In a society where females are already undervalued — receiving less food, education and medical care — contracting the HIV virus is an additional burden because of the scarce resources available to them.

This was evident in Rupa's case. Rupa's mother died of AIDS 10 years after she contracted the disease from her husband, who was a truck driver. Her two children were also infected.

"Rupa's younger brother, who has also tested positive, was taken back to the village by the children's father. But he left Rupa at our doorstep, saying the villagers would not welcome a girl child," said Doe Nair, head of the women's group that runs the children's home.

Almost all the girls at the government-funded home have been abandoned by their families after testing positive for HIV, Nair said.

"The premium for a male child is so high in Indian society that families are ready to spend on his medical treatment and care," Nair said.

AIDS activists say young girls, orphaned after the death of their parents, are often thrown out of their homes and eventually pushed into prostitution.

At the mercy of pimps and brothel owners, they cannot insist that clients use a condom, said Anjali Gopalan, executive director of the Naz Foundation, a health agency that runs one of the few private clinics for AIDS patients in New Delhi.

"The discrimination that girls with HIV/AIDS face in the home, community and at the work place has remained largely invisible to government policy makers.
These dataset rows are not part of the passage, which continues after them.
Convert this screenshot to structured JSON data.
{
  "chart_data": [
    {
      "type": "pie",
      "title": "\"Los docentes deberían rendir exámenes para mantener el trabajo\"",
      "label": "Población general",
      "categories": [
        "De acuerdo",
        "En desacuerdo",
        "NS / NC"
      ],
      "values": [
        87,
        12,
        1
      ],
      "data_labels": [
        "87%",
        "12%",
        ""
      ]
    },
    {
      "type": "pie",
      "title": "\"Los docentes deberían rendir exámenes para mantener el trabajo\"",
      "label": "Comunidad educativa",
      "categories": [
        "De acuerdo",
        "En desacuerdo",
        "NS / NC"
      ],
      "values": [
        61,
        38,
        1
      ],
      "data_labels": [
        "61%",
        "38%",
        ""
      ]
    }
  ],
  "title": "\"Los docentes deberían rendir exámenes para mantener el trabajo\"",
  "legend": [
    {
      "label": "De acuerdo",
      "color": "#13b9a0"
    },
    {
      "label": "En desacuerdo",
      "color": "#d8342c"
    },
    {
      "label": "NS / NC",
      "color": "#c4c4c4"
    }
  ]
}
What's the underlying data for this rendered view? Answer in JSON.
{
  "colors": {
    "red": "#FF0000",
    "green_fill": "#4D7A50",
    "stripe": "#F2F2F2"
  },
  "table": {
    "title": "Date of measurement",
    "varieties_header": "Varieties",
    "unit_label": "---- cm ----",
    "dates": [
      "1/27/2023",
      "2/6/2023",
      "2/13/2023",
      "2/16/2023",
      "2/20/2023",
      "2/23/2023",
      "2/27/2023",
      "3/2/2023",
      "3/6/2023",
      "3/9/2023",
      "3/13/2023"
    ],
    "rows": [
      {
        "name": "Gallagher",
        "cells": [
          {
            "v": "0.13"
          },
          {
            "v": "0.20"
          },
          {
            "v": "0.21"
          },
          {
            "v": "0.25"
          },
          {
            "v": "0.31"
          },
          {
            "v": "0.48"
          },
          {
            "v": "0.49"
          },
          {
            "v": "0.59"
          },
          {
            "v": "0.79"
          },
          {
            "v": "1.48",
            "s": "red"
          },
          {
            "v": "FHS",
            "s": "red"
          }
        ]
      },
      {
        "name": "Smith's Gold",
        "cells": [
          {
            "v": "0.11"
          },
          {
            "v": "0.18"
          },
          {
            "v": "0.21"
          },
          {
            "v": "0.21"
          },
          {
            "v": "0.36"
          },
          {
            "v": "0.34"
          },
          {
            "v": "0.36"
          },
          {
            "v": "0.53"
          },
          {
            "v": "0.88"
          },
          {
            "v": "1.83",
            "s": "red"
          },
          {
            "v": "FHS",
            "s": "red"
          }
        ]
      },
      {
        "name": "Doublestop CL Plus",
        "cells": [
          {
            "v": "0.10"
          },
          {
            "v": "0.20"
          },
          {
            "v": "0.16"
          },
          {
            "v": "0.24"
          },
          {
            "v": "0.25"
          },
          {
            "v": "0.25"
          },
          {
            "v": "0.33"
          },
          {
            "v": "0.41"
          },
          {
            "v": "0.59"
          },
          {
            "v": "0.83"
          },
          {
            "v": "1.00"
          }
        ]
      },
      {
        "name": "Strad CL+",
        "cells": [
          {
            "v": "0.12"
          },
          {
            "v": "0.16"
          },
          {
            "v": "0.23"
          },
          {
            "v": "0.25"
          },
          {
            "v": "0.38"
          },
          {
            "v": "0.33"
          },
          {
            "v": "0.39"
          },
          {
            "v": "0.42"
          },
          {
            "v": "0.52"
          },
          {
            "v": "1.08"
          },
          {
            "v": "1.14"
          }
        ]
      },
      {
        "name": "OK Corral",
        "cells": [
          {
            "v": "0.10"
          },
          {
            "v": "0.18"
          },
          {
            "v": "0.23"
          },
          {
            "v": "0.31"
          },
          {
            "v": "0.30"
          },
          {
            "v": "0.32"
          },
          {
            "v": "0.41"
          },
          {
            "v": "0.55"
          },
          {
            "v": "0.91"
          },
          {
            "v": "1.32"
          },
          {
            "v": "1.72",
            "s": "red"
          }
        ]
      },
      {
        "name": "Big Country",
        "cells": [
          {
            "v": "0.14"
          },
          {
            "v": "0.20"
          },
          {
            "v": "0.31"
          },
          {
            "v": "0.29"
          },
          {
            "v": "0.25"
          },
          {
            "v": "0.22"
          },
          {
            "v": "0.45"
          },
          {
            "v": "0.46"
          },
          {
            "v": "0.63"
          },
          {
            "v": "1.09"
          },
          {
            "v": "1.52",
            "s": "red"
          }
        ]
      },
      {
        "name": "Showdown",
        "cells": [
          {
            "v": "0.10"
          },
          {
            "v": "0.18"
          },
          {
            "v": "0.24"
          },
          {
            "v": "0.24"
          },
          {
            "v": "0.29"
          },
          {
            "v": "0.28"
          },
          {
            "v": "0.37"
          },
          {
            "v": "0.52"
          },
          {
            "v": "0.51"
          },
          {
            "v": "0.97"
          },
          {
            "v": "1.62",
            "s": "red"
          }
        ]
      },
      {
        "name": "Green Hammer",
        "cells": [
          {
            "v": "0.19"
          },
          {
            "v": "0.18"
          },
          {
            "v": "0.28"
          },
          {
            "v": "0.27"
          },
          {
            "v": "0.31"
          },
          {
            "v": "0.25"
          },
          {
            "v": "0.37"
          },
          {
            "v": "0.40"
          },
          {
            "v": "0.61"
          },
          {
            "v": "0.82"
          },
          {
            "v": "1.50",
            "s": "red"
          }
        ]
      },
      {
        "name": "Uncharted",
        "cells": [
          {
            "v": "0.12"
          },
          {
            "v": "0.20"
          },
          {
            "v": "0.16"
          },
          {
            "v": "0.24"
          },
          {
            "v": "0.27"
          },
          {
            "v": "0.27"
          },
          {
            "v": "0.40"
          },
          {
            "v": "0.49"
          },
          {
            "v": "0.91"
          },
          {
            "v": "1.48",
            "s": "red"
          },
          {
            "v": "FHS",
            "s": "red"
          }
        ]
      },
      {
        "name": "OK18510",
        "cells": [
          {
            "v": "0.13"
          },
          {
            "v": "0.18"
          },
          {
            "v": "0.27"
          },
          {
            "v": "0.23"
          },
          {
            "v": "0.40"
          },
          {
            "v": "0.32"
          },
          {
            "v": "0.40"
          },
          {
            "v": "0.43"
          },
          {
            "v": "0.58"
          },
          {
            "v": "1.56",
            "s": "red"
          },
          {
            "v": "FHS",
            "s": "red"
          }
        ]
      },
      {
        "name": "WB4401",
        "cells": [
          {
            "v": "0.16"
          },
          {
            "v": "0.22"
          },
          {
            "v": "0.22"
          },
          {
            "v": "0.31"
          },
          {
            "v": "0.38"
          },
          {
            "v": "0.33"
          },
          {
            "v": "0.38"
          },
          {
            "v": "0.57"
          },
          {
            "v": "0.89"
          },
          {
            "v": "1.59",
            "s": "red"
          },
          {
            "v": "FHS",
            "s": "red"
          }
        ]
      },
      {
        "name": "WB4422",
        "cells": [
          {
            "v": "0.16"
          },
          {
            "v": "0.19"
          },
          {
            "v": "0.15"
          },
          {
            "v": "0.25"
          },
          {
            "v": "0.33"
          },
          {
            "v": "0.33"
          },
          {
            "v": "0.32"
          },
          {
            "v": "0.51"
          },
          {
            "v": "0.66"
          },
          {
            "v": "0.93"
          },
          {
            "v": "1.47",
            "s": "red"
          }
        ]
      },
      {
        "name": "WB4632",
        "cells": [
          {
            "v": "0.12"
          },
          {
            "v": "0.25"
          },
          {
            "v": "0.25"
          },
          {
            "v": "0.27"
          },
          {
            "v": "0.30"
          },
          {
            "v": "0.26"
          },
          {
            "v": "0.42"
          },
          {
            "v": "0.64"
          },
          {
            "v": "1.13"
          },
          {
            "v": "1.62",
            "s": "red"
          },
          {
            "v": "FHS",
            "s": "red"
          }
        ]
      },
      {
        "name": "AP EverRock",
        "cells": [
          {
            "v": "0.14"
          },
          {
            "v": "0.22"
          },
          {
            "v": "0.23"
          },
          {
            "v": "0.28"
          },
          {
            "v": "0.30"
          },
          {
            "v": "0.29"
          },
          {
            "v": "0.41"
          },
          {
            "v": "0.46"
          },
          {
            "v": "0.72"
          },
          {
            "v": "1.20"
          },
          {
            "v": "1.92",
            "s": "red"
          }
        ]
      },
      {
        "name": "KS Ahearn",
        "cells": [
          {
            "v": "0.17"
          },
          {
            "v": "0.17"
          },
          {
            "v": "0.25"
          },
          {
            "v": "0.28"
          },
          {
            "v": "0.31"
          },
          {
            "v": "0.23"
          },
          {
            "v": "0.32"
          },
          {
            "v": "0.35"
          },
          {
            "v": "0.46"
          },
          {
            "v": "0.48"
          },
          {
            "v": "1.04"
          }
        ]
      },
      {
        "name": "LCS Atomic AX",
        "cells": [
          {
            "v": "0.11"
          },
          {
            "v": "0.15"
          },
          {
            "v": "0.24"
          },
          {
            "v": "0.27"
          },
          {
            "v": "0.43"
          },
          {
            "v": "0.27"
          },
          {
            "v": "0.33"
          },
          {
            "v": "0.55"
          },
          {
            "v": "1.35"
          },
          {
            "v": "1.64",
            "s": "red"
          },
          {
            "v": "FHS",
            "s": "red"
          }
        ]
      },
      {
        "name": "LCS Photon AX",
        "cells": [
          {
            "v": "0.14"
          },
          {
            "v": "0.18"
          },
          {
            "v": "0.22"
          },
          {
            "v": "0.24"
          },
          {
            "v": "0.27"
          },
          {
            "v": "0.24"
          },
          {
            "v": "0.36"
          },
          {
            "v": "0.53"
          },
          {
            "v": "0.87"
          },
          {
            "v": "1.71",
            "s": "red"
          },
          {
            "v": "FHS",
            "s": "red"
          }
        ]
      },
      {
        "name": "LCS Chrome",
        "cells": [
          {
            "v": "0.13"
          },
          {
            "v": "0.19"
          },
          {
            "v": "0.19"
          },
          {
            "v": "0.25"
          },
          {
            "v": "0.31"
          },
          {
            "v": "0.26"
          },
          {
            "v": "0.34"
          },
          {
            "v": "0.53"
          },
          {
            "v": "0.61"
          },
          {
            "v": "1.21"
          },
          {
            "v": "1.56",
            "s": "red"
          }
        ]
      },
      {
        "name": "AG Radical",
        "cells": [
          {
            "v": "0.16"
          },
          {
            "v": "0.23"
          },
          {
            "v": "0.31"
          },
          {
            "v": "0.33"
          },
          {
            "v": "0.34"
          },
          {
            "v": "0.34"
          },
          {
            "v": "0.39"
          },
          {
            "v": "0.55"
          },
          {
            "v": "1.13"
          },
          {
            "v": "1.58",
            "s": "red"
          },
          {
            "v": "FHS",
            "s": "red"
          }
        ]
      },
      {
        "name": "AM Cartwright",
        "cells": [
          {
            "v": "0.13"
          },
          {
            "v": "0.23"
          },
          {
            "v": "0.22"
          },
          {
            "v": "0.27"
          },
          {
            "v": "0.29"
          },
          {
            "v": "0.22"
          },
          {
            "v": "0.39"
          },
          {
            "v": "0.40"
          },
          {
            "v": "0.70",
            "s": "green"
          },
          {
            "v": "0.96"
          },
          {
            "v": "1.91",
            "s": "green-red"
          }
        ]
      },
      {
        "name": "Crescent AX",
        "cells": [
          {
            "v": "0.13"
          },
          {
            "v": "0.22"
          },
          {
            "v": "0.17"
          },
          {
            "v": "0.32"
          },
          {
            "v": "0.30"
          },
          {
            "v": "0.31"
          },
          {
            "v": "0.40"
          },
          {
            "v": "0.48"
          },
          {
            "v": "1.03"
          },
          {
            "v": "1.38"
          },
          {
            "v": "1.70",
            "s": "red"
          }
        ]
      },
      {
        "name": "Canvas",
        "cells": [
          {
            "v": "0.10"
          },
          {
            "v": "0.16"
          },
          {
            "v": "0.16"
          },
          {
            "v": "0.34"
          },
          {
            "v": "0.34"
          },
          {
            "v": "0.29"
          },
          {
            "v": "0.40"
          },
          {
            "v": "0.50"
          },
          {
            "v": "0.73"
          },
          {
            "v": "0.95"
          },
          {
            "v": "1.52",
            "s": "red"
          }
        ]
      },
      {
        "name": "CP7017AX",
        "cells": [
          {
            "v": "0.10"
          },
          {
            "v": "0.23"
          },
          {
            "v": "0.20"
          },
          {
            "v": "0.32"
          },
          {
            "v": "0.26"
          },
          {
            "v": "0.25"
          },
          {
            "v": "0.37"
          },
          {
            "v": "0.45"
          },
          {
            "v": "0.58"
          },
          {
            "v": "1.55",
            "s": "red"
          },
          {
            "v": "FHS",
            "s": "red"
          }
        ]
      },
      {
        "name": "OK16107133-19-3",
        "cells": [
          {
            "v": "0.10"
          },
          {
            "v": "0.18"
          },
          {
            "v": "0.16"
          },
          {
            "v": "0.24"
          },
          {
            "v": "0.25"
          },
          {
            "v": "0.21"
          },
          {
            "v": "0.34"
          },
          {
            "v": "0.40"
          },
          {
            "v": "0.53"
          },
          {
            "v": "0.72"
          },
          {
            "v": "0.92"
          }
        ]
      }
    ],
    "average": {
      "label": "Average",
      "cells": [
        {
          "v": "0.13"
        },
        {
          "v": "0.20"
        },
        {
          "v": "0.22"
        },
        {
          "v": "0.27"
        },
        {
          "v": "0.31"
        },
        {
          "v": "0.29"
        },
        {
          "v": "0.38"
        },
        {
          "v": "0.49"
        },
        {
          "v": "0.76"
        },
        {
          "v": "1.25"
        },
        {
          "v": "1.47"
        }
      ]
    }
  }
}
There are no programs that focus on their problems," said Kousalya Perisamy of the Positive Women Network, an activist group working in southern Tamil Nadu state.

Meenakshi Dutta-Ghosh, who heads the Indian government's National AIDS Control Organization, said the government may have ignored children with HIV in the past, but she argued that health authorities have refocused their prevention and care programs in the last two years.

"Earlier, for whatever reason, children were not a priority. This has changed. We are looking at children and young people as a category of focused attention," Dutta-Ghosh said.

The government had not given a figure for the number of child victims before, but Dutta-Ghosh offered the 60,000 estimate in an interview this week.

She said the government was working with independent groups and state welfare programs to reach children outside the regular school network, including street children, dropouts and child prostitutes.

But Gopalan called for laws to require protection of children with the disease. "There has to be a sustained effort at sensitizing officials, doctors, teachers, people at all levels," she said. "There's a long battle ahead."